We used initial reporting data on laboratory-confirmed cases of pandemic H1N1 influenza in the province of Ontario to estimate key epidemiologic parameters for pandemic H1N1 influenza. Because the 2009 influenza pandemic continues to evolve, these values are critical for planning and can be used to reduce some of the uncertainty around the health burden likely to be associated with this disease in the coming months. Our low estimate of 1.31 for the basic reproductive number (R0
) is consistent with estimates from Mexico4,5
(1.2 to 1.6) and the United States (1.7–1.8 after adjustment for increasing ascertainment of cases).6
estimate is also within a range where mitigation strategies, including use of antiviral drugs, social distancing and limited vaccination, might substantially reduce the final size of the epidemic.7–11
Our estimated R0
may be lower than the true value for pandemic H1N1 influenza. Public concern related to the emerging pandemic may have changed population behaviour or medical practices, thereby reducing observed reproductive numbers. Furthermore, a striking feature of the current pandemic has been a concentration of cases in younger groups, which suggests the presence of pre-existing immunity in older adults.12,13
The effective reproductive number in a partially immune population is lower than the basic reproductive number.14
Despite reduced susceptibility, we have estimated that older people with pandemic H1N1 influenza are at increased risk of hospital admission and death, which emphasizes the need to characterize the relation between age and risk of infection early in a pandemic.15
The discrepancy between age groups in susceptibility to infection and severity of illness may be an important factor limiting the burden of hospital admision and deaths in the current pandemic.

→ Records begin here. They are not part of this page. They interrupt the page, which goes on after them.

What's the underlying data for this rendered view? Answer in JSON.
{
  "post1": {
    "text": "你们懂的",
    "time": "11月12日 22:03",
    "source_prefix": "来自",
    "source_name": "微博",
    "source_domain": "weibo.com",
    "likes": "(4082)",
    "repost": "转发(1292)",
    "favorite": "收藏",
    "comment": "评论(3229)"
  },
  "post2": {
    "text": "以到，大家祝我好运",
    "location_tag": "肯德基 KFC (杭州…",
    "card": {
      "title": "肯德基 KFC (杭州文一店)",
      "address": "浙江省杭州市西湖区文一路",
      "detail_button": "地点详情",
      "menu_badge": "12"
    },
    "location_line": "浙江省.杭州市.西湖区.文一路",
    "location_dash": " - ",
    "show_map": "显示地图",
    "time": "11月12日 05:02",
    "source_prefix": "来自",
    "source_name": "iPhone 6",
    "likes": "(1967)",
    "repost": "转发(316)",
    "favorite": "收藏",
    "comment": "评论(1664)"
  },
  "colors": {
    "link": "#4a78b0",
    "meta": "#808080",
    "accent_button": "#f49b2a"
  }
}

Our estimate of mean incubation period (time from infection to onset of symptoms) of 4.3 days is compatible with our model’s upper bound for latent period (time from infection to infectiousness) of 3.1 days, assuming a 1-day period of infectiousness before onset of symptoms. Both of these estimates are longer than is typical for seasonal influenza.16
By contrast, our estimate of the duration of symptoms (median 7 days) is longer than our model-based estimate (mean 3.4 days). This difference could reflect effective isolation of cases or persistent symptoms that outlast infectiousness. However, our estimate of symptom duration is consistent with emerging data on shedding of the pandemic H1N1 influenza virus.17
The long latent and infectious periods we have described resulted in longer estimated serial intervals for this disease than those previously generated by Fraser and colleagues using indirect methods.4
The laboratory-confirmed cases we analyzed almost certainly represent a small subset of cases of pandemic H1N1 influenza during the period under study. We did not include infected people without symptoms or those with symptoms who did not undergo laboratory testing. Knowledge of the proportion of infected people who are actually identified as cases is needed to estimate the true risk of hospital admission or death among cases.18
Estimates derived early in the current pandemic suggested that only 10% of people in developed countries received laboratory confirmation of pandemic H1N1 influenza.18
More recent estimates are as low as 1.25%.19
Thus, it may be reasonable to reduce our estimates of hospital admission and case-fatality rates by a factor of 10 or more in order to approximate risks among all people with pandemic H1N1 influenza. Serologic studies will be essential in developing more refined estimates of the true proportion of the population infected during the period under study.
Our study has several limitations. First, our projection of hospital admissions and deaths among laboratory-confirmed cases, and with a limited number of outcomes, introduced wide confidence intervals in the risk estimates. As the pandemic progresses, we will be able to refine these values. However, our initial estimates provide some upper and lower bounds that may be useful for planning, if it is understood that laboratory-confirmed cases represent only a subset of all cases of pandemic H1N1 influenza in the community. Second, our estimates of the duration of symptoms may have been biased downward. Although we attempted to account for missing dates of symptom resolution by using statistical methods, some of the outcomes may have been censored because the patients had prolonged illness. Finally, not all hospital admissions or deaths attributable to influenza will be captured in surveillance data. For seasonal influenza, about 30% of related deaths have been predicted to occur outside of hospital,20
and the burden of influenza difficult to assess.21,22
On the basis of data from initial laboratory-confirmed cases of pandemic H1N1 influenza, our estimates show that the characteristics of this novel influenza virus do not differ substantially from those of seasonal influenza. However, when combined with high attack rates in younger groups,13
there may be greater absolute numbers of hospital admissions and deaths than are observed in a typical influenza season. Enhanced surveillance during an influenza pandemic, compared with surveillance during seasonal influenza epidemics, could also contribute to such an effect. Our relatively low estimate of R0
(the number of new cases created by a single primary case in a susceptible population) indicates that effective use of mitigation strategies may substantially reduce the final size of the pandemic.